As to the precise mechanism, it is not yet particularly clear, but it is thought that in the interaction between a suppressing T-reg cell and a CD4 effector T-cell, the latter actually induces the T-reg cell through as yet unknown mechanisms, so that continued activity of T-cells (e.g. in chronic inflammation or the presence of an allograft) may upregulate T-regs that suppress them. It is known that T-regs are important in downregulating chronic inflammation (presumably this is responsible for the pattern in the first graph I reproduced above where the activity against donor cells seems to drop more than that against control cells, even on high immunosuppression), through mechanisms which have been hypothesized to include CD4 T-cells undergoing receptor-ligand interactions with T-regs and providing signals to them to upregulate their production of IL-35 (which is important in suppressing all types of T-cells). Given that it is known that upregulated suppressive activity of T-regs in chronic inflammation downregulates the immune responses of all non-T-reg cells, it appears that donor-reactive T-helper cells will induce T-regs which will then downregulate donor-reactive CTLs. This paper I mentioned previously postulates that on release of immunosuppression this population of T-regs would bounce back and greatly downregulate the donor-reactive CTLs and T-helper cells.

This paper also mentions the fact that an introduction of tapered mycophenolate mofetil in liver transplant patients promotes immunological tolerance to allogeneic transplants. They mention the effect of this on T-regs as well as other immune cells.

For interest, this paper presents some interesting alternative speculation on the nature of the T-regs involved in organ transplantation tolerance. In certain cases, self-tolerance may develop to 'new' tissues, and the authors postulate that the main T-regs involved in transplantation tolerance are newly formed in response to the prolonged presence of the allograft, rather than predefined. Because of this, the tolerance might develop to some extent regardless of the chemotherapeutic regimen.

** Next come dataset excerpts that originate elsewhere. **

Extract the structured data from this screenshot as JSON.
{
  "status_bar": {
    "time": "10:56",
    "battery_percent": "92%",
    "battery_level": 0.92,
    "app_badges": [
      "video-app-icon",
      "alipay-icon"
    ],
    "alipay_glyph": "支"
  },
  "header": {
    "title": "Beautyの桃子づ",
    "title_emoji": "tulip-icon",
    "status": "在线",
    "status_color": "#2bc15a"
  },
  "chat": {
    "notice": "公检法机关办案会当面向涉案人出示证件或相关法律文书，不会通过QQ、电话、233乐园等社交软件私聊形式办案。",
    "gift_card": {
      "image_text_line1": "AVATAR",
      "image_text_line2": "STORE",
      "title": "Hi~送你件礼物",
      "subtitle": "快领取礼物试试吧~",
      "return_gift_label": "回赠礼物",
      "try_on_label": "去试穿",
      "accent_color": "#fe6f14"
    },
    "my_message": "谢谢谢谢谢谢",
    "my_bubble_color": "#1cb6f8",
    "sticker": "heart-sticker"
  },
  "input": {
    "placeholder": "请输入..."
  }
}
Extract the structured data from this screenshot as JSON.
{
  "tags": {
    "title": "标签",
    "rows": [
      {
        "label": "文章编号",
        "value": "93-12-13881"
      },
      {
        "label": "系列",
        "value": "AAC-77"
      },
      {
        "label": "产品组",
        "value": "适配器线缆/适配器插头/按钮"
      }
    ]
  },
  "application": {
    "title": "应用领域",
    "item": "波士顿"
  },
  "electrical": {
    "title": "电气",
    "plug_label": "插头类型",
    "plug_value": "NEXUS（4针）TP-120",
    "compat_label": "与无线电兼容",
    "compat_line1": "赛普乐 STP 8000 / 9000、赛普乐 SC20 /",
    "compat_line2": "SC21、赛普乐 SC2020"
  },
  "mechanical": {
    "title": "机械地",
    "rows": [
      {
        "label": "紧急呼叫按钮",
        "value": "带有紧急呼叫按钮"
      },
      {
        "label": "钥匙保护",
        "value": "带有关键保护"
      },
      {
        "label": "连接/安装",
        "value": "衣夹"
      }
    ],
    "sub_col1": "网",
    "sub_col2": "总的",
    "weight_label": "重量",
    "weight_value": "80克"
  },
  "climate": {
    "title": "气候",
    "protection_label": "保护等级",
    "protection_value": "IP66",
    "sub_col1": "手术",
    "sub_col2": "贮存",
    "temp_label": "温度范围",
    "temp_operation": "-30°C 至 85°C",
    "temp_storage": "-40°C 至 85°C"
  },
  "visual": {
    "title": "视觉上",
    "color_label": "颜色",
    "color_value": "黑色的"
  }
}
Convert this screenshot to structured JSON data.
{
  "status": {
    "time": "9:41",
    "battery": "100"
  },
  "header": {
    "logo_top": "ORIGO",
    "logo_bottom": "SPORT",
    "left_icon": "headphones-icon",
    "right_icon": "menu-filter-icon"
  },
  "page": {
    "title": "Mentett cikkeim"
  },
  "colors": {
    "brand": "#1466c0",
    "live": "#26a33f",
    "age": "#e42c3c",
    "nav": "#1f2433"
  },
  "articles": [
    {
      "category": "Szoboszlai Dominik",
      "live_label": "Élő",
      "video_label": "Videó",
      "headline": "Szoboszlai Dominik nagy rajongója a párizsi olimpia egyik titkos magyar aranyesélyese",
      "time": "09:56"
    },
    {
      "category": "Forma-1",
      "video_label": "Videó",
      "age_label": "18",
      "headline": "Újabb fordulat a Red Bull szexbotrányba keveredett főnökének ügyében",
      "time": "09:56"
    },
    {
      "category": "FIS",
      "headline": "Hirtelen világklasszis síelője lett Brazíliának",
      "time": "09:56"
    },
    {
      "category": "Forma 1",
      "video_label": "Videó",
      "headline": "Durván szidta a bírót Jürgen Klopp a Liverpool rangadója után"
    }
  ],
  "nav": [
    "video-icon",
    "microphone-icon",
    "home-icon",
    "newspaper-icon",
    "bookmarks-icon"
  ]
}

Finally with regards to tacrolimus, this study has data on the immune response during weaning off the drug after an intestinal transplant. They found that patients with a low immune response prior to weaning had a better response to the weaning, and that their immune function remained low after weaning. This is a bit different to the MMF situation I mentioned above where immune function in general seems to return and only donor-reactive immunogenicity remains low (this tacrolimus study doesn't specifically mention the effect on infection rates, but their Figure 7 seems to imply that those patients with low immune function (presumably those weaned) had lower intervention rates). Specifically the authors conclude here also that self-downregulation of the immune system (probably by T-regs) is likely to be the cause.

So in summary it is not yet fully elucidated as to why we can do this, but the upregulation of T-regs that downregulate donor-specific effector cells, and (at least for certain chemotherapeutics) the release of T-reg suppression on tapering may be important.